Frequently Asked Questions

How big do Havana Brown cats get?

Havana Brown cats are medium-sized cats, and males are larger than females. Male Havana Browns weigh 8-10 pounds, while female Havana Browns weigh 6-8 pounds.

Are Havana Brown cats talkative?

No, Havana Brown cats are actually quiet cats, but that doesn’t mean they aren’t communicative. Havana Brown cats have expressive faces, and they often use their paws to communicate with their owners.

Do Havana cats shed?

They shed, but really rare and in small amounts. This is why their fur is low-maintenance, and weekly brushing is enough to keep it in good condition.

Are Havana Brown cats hypoallergenic?

No, although they don’t shed a lot, Havana Brown cats aren’t hypoallergenic.

Are Havana Brown cats Siamese?

Modern Havana Brown cats originated from Siamese cats, but they are a separate breed.

Havana Brown Cat Fun Facts

  1. Do you know the origin of the name Havana Brown? This cat breed was named after Cuban cigars that are also brown, and when you look at these cats, they kind of look like cigars. Another explanation behind this unusual name is that these cats were named after Havana rabbits. These rabbits are also mahogany-brown, similar to Havana Brown cats.
  2. Apart from having brown furs, Havana Brown cats also have brown whiskers. They are actually the only cat breed with brown whiskers.
  3. According to one estimate, there are only 1,000 of these cats in the whole world. In comparison, there are approximately 20,000 Persian cats, although this is only the number of registered Persians. With the unregistered ones, the total number is much, much higher.
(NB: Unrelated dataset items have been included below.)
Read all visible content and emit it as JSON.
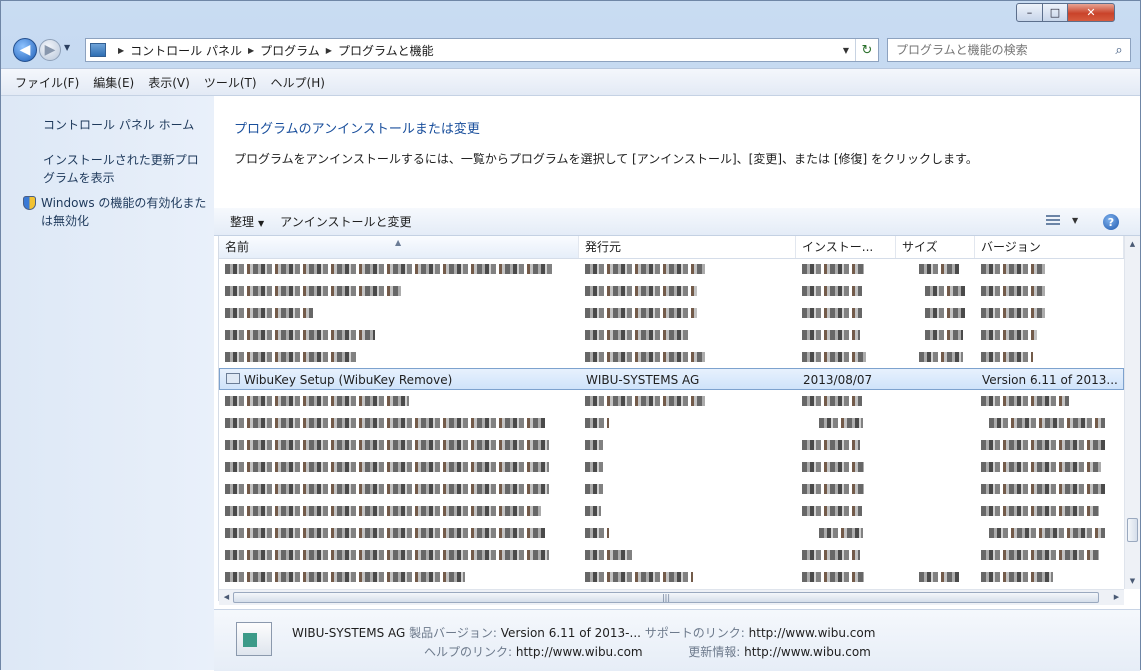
{
  "window": {
    "minimize_label": "–",
    "maximize_label": "□",
    "close_label": "✕"
  },
  "nav": {
    "back_label": "◀",
    "forward_label": "▶",
    "breadcrumbs": [
      "コントロール パネル",
      "プログラム",
      "プログラムと機能"
    ],
    "search_placeholder": "プログラムと機能の検索",
    "refresh_label": "↻"
  },
  "menubar": [
    "ファイル(F)",
    "編集(E)",
    "表示(V)",
    "ツール(T)",
    "ヘルプ(H)"
  ],
  "leftpane": {
    "home": "コントロール パネル ホーム",
    "updates": "インストールされた更新プログラムを表示",
    "features": "Windows の機能の有効化または無効化"
  },
  "main": {
    "heading": "プログラムのアンインストールまたは変更",
    "description": "プログラムをアンインストールするには、一覧からプログラムを選択して [アンインストール]、[変更]、または [修復] をクリックします。"
  },
  "toolbar": {
    "organize": "整理",
    "uninstall_change": "アンインストールと変更",
    "help": "?"
  },
  "columns": {
    "name": "名前",
    "publisher": "発行元",
    "installed": "インストー...",
    "size": "サイズ",
    "version": "バージョン"
  },
  "selected_row": {
    "name": "WibuKey Setup (WibuKey Remove)",
    "publisher": "WIBU-SYSTEMS AG",
    "installed": "2013/08/07",
    "version": "Version 6.11 of 2013..."
  },
  "details": {
    "publisher": "WIBU-SYSTEMS AG",
    "product_version_label": "製品バージョン:",
    "product_version": "Version 6.11 of 2013-...",
    "support_link_label": "サポートのリンク:",
    "support_link": "http://www.wibu.com",
    "help_link_label": "ヘルプのリンク:",
    "help_link": "http://www.wibu.com",
    "update_info_label": "更新情報:",
    "update_info": "http://www.wibu.com"
  },
  "colors": {
    "heading_link": "#1a4f9c",
    "selection": "#cfe3fa",
    "left_pane": "#dde8f6"
  }
}
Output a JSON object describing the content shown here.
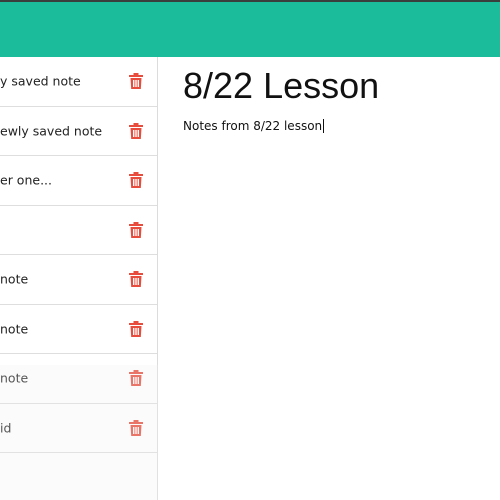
{
  "colors": {
    "header": "#1bbc9b",
    "trash": "#e74c3c"
  },
  "sidebar": {
    "items": [
      {
        "label": "y saved note",
        "icon": "trash-icon"
      },
      {
        "label": "ewly saved note",
        "icon": "trash-icon"
      },
      {
        "label": "er one...",
        "icon": "trash-icon"
      },
      {
        "label": "",
        "icon": "trash-icon"
      },
      {
        "label": "note",
        "icon": "trash-icon"
      },
      {
        "label": "note",
        "icon": "trash-icon"
      },
      {
        "label": "note",
        "icon": "trash-icon"
      },
      {
        "label": "id",
        "icon": "trash-icon"
      }
    ]
  },
  "note": {
    "title": "8/22 Lesson",
    "body": "Notes from 8/22 lesson"
  }
}
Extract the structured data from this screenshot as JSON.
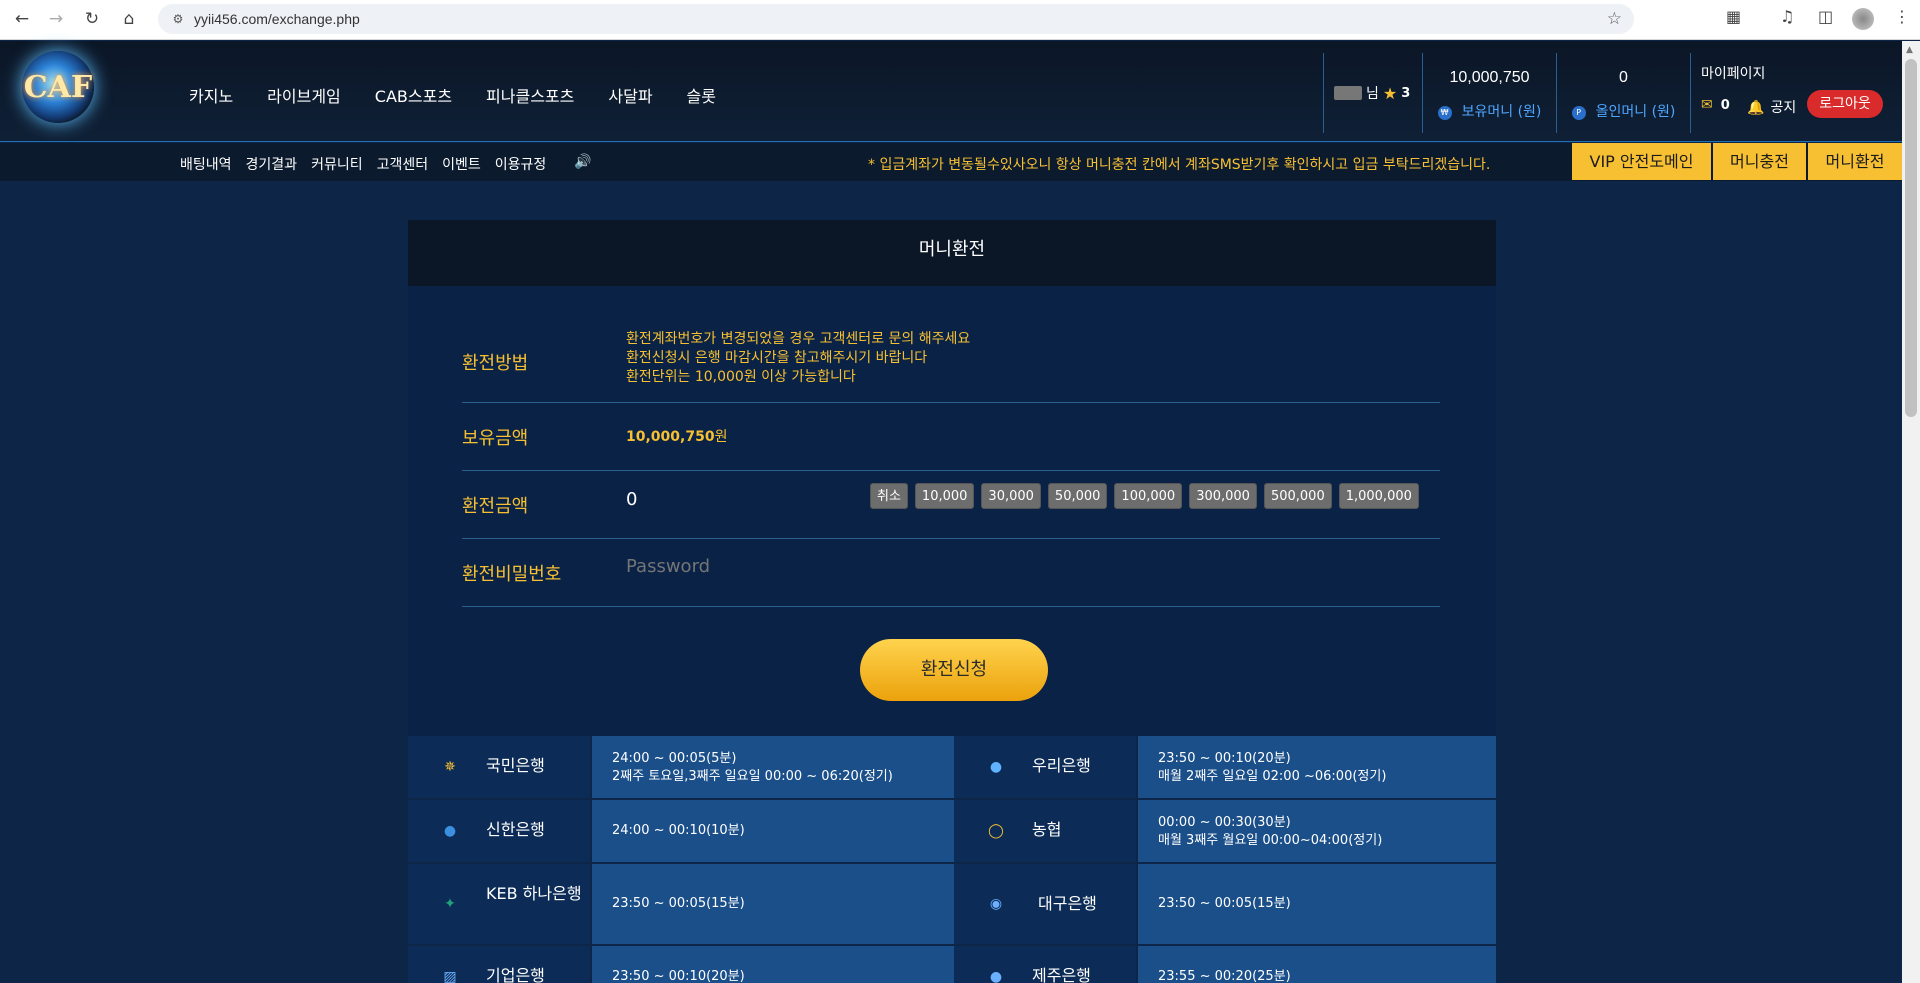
{
  "browser": {
    "url": "yyii456.com/exchange.php"
  },
  "header": {
    "logo_text": "CAF",
    "nav": [
      "카지노",
      "라이브게임",
      "CAB스포츠",
      "피나클스포츠",
      "사달파",
      "슬롯"
    ],
    "user_suffix": "님",
    "level": "3",
    "money_value": "10,000,750",
    "money_label": "보유머니 (원)",
    "point_value": "0",
    "point_label": "올인머니 (원)",
    "mypage": "마이페이지",
    "mail_count": "0",
    "notice": "공지",
    "logout": "로그아웃"
  },
  "subnav": {
    "links": [
      "배팅내역",
      "경기결과",
      "커뮤니티",
      "고객센터",
      "이벤트",
      "이용규정"
    ],
    "marquee": "* 입금계좌가 변동될수있사오니 항상 머니충전 칸에서 계좌SMS받기후 확인하시고 입금 부탁드리겠습니다.",
    "buttons": [
      "VIP 안전도메인",
      "머니충전",
      "머니환전"
    ]
  },
  "exchange": {
    "title": "머니환전",
    "method_label": "환전방법",
    "method_lines": [
      "환전계좌번호가 변경되었을 경우 고객센터로 문의 해주세요",
      "환전신청시 은행 마감시간을 참고해주시기 바랍니다",
      "환전단위는 10,000원 이상 가능합니다"
    ],
    "balance_label": "보유금액",
    "balance_value": "10,000,750",
    "balance_unit": "원",
    "amount_label": "환전금액",
    "amount_value": "0",
    "chips": [
      "취소",
      "10,000",
      "30,000",
      "50,000",
      "100,000",
      "300,000",
      "500,000",
      "1,000,000"
    ],
    "password_label": "환전비밀번호",
    "password_placeholder": "Password",
    "submit": "환전신청"
  },
  "banks": [
    {
      "left": {
        "name": "국민은행",
        "icon": "kb-icon",
        "line1": "24:00 ~ 00:05(5분)",
        "line2": "2째주 토요일,3째주 일요일 00:00 ~ 06:20(정기)"
      },
      "right": {
        "name": "우리은행",
        "icon": "woori-icon",
        "line1": "23:50 ~ 00:10(20분)",
        "line2": "매월 2째주 일요일 02:00 ~06:00(정기)"
      }
    },
    {
      "left": {
        "name": "신한은행",
        "icon": "shinhan-icon",
        "line1": "24:00 ~ 00:10(10분)",
        "line2": ""
      },
      "right": {
        "name": "농협",
        "icon": "nh-icon",
        "line1": "00:00 ~ 00:30(30분)",
        "line2": "매월 3째주 월요일 00:00~04:00(정기)"
      }
    },
    {
      "left": {
        "name": "KEB 하나은행",
        "icon": "hana-icon",
        "line1": "23:50 ~ 00:05(15분)",
        "line2": ""
      },
      "right": {
        "name": "대구은행",
        "icon": "dgb-icon",
        "line1": "23:50 ~ 00:05(15분)",
        "line2": ""
      }
    },
    {
      "left": {
        "name": "기업은행",
        "icon": "ibk-icon",
        "line1": "23:50 ~ 00:10(20분)",
        "line2": ""
      },
      "right": {
        "name": "제주은행",
        "icon": "jeju-icon",
        "line1": "23:55 ~ 00:20(25분)",
        "line2": ""
      }
    }
  ],
  "colors": {
    "accent": "#f7c032",
    "background": "#0d2547",
    "logout": "#d92b2b",
    "link_blue": "#4ea7ff"
  }
}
Havana Brown cats are beautiful, intelligent, affectionate, and well-behaved cats. They are perfect pets, and since they are quite rare, Havana Browns are a great choice if you want a rare pet. 

However, since their gene pool is still relatively narrow, these cats are constantly on the verge of extinction or developing some serious health conditions. That’s why, before you buy one, need to make sure that you are buying a healthy cat that hasn’t been a product of excess inbreeding. 

That doesn’t mean that you shouldn’t get a Havana Brown cat, you just need to be careful when selecting a breeder you will buy it from.